Despite the Republicans’ efforts to damage the economy and sentence millions of Americans to a lifetime of poverty and struggle, “experts” (meaning Nate Silver) are predicting that the GOP will take control of the Senate in 2014. And other “experts” are arguing with the guy who was almost perfect in 2012. For example,
The Nation Journal’s Josh Kraushaar, Why I Don’t Agree With Nate Silver.
And a response from TPM: Pundit Who Was Dead Wrong In 2012 Is Now Questioning Nate Silver.
A wonky post on the Kraushaar-Silver kerfluffle from Bloomberg: Senate Forecasting: How to Beat Nate Silver.
Besides, Nate Silver thinks Pennsylvania is in the Midwest!
But according to Mike Allen, even Dems think Repubs have a 60% chance of taking over the Senate.
And AB Stoddard of The Hill says lots of Dem candidates are “on thin ice.”
I’ll tell you how I’m dealing with this controversy. I refuse to read the articles. There nothing I can do about it so why get all upset? It’s the Scarlett O’Hara defense. After all, tomorrow is another day.
Finally, a little science news . . .
Phys.org: Ancient Egyptians transported pyramid stones over wet sand.
Physicists from the FOM Foundation and the University of Amsterdam have discovered that the ancient Egyptians used a clever trick to make it easier to transport heavy pyramid stones by sledge.

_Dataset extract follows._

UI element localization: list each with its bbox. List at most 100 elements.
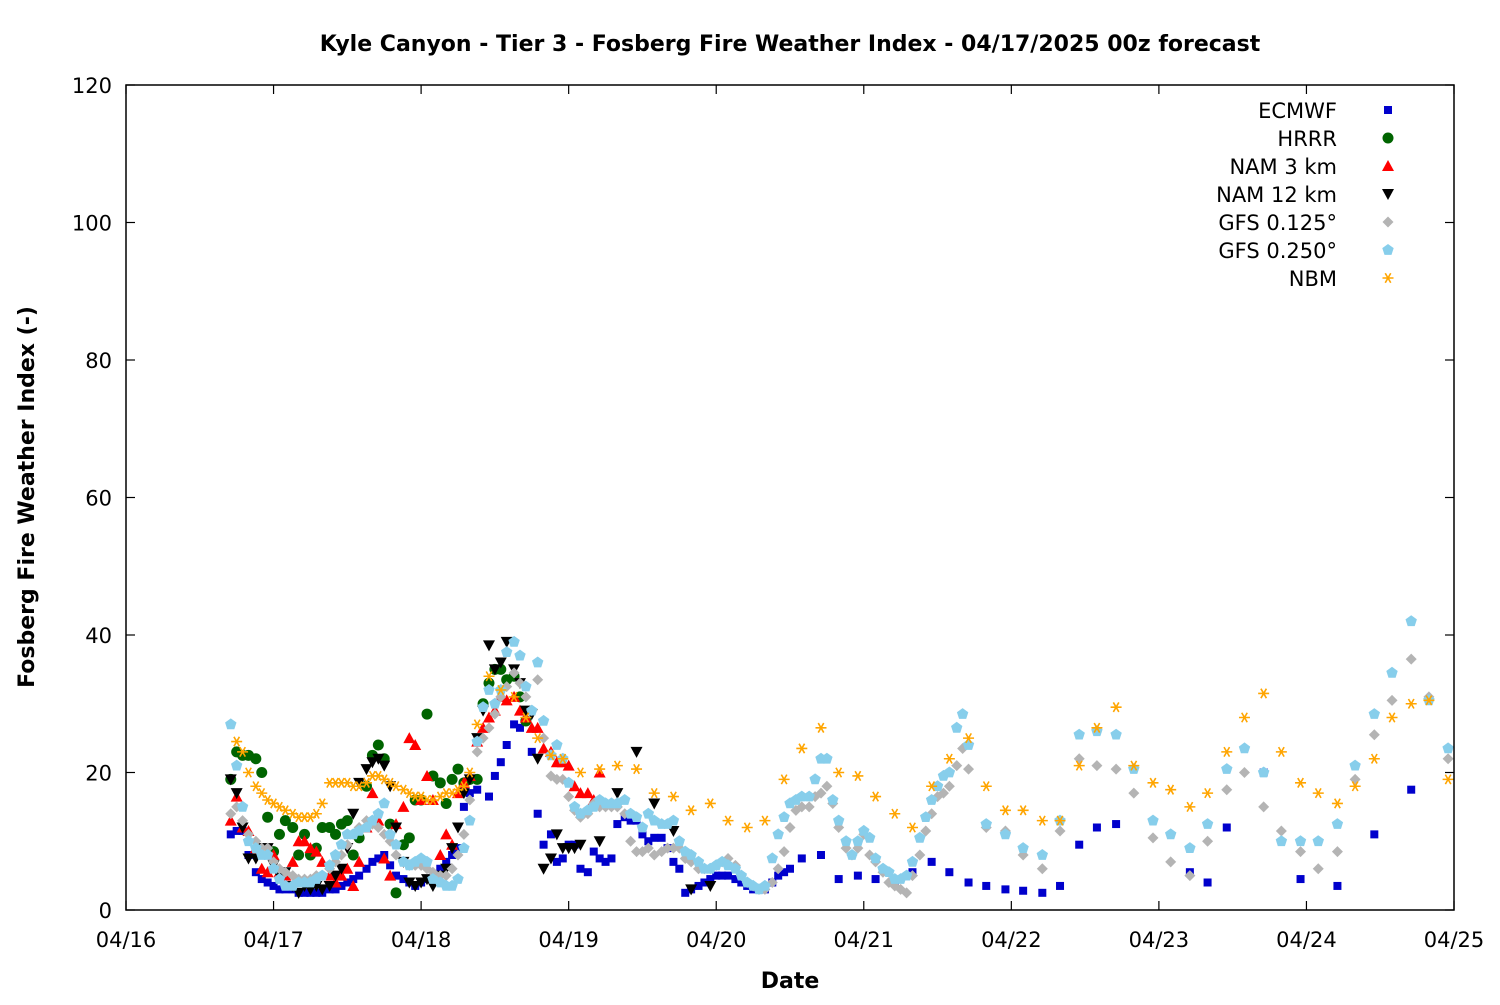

The Egyptians moistened the sand over which the sledge moved. By using the right quantity of water they could halve the number of workers needed. The researchers published this discovery online on 29 April 2014 in Physical Review Letters.
For the construction of the pyramids, the ancient Egyptians had to transport heavy blocks of stone and large statues across the desert. The Egyptians therefore placed the heavy objects on a sledge that workers pulled over the sand. Research from the University of Amsterdam has now revealed that the Egyptians probably made the desert sand in front of the sledge wet. Experiments have demonstrated that the correct amount of dampness in the sand halves the pulling force required.
The physicists placed a laboratory version of the Egyptian sledge in a tray of sand. They determined both the required pulling force and the stiffness of the sand as a function of the quantity of water in the sand. To determine the stiffness they used a rheometer, which shows how much force is needed to deform a certain volume of sand.
Experiments revealed that the required pulling force decreased proportional to the stiffness of the sand. Capillary bridges arise when water is added to the sand. These are small water droplets that bind the sand grains together. In the presence of the correct quantity of water, wet desert sand is about twice as stiff as dry sand. A sledge glides far more easily over firm desert sand simply because the sand does not pile up in front of the sledge as it does in the case of dry sand.
The Egyptians were probably aware of this handy trick. A wall painting in the tomb of Djehutihotep clearly shows a person standing on the front of the pulled sledge and pouring water over the sand just in front of it.
Now what stories are you following today? Please share your links in the comment thread.